YOUR NEXT KICKSTARTER WILL BE DRAGON CANYON. WHAT IS THE PROCESS FOR TAKING A PUBLISHED GAME FROM TAIWAN TO KICKSTARTER?
So much in any industry revolves around two things: being there and being lucky.
Leon makes regular international trips to scout games and buy stock for NiceGameShop. But perhaps most important is the networks developed by physically going to these cities and shaking hands. In this case, Dragon Canyon was handed to Leon in the dying hours of Tokyo Game Market. It's published by a Taiwanese company called Sharp Point Press. They're quite large and have a fascinating history, but are just starting to spread from manga and books to the tabletop world. That means English – which makes Sweet Lemon a perfect fit.
After all that, we just had to open the box and fall in love.
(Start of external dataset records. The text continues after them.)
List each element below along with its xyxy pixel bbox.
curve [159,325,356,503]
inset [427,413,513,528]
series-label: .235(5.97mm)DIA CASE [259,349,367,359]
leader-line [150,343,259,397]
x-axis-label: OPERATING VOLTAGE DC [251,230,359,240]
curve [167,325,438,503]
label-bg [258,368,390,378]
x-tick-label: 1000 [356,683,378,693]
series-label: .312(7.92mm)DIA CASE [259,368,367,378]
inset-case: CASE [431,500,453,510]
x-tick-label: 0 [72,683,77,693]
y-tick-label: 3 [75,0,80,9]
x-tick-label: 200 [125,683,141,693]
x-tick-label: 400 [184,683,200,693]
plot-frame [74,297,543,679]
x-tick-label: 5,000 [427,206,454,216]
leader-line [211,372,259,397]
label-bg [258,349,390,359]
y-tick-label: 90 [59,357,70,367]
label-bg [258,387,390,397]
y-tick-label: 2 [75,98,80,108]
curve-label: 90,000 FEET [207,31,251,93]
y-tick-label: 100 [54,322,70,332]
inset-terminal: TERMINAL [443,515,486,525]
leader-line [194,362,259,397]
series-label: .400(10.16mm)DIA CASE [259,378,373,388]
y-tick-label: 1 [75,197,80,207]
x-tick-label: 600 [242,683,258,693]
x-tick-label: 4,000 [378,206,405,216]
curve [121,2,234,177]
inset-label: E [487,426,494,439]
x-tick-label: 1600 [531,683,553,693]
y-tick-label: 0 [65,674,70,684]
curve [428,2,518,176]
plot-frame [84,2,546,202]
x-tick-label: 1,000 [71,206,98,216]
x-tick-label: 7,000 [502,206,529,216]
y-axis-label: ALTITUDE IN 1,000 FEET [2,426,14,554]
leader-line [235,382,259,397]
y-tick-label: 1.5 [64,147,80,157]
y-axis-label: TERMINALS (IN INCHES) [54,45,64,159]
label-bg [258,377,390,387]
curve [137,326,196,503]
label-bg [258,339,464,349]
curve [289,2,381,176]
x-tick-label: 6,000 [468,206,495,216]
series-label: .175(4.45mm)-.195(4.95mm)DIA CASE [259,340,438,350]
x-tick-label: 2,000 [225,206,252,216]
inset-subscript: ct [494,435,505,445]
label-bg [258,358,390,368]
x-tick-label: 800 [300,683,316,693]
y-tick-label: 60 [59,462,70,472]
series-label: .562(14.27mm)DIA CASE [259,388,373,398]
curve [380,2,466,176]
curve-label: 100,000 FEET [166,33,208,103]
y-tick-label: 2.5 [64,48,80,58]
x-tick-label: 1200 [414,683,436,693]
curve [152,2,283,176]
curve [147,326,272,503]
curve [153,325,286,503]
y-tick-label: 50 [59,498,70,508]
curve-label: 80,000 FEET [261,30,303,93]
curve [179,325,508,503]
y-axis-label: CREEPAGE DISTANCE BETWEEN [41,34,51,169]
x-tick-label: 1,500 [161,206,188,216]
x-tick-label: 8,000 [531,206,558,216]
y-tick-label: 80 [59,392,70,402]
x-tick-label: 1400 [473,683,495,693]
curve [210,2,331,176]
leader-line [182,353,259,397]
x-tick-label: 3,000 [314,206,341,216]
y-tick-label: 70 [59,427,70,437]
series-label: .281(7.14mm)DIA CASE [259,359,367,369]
Yes! As the rookie coder tasked with building and scripting these digital versions, I'm very glad you asked. Development started before the final rules were locked in, so the process has been a little complicated (lesson learned) but I'm happy to say the digital version of Dragon Canyon will be freely available. A lot of Tabletop Simulator
games aren't really programmed – they're just 3D objects on a table – so this level of development is also a bit of an experiment.
If you have a chance to check it out once it's released, please let me know your thoughts. Just don't look at the code, because I'm still learning!
FINALLY, WHAT IS A IMPORT GAME THAT YOU LOVE (OR IN YOUR CASE TWO)
THAT WE MAY HAVE NOT HEARD OF?
I was lucky enough to attend Tokyo Game Market personally at the start of the year. There's this incredible kind of punk attitude among some designers (mostly self-published) who spend their weekends cutting up cardboard and assembling copies by hand. Pretty much everyone is doing it for the love. It's one of the most fascinating creative scenes I've ever seen – so I'll choose two titles that reflect that quirky spirit.
Gem Duel is a beautiful micro-game produced by a woman I met in Tokyo. And she literally does everything – game design, art, layout, production, sales. It's really inspiring to see.
On a larger scale there's Matanga from Colon Arc. It's this completelycrazy dexterity / speed game that games with a wobbly pen you have topass around the table. Genius!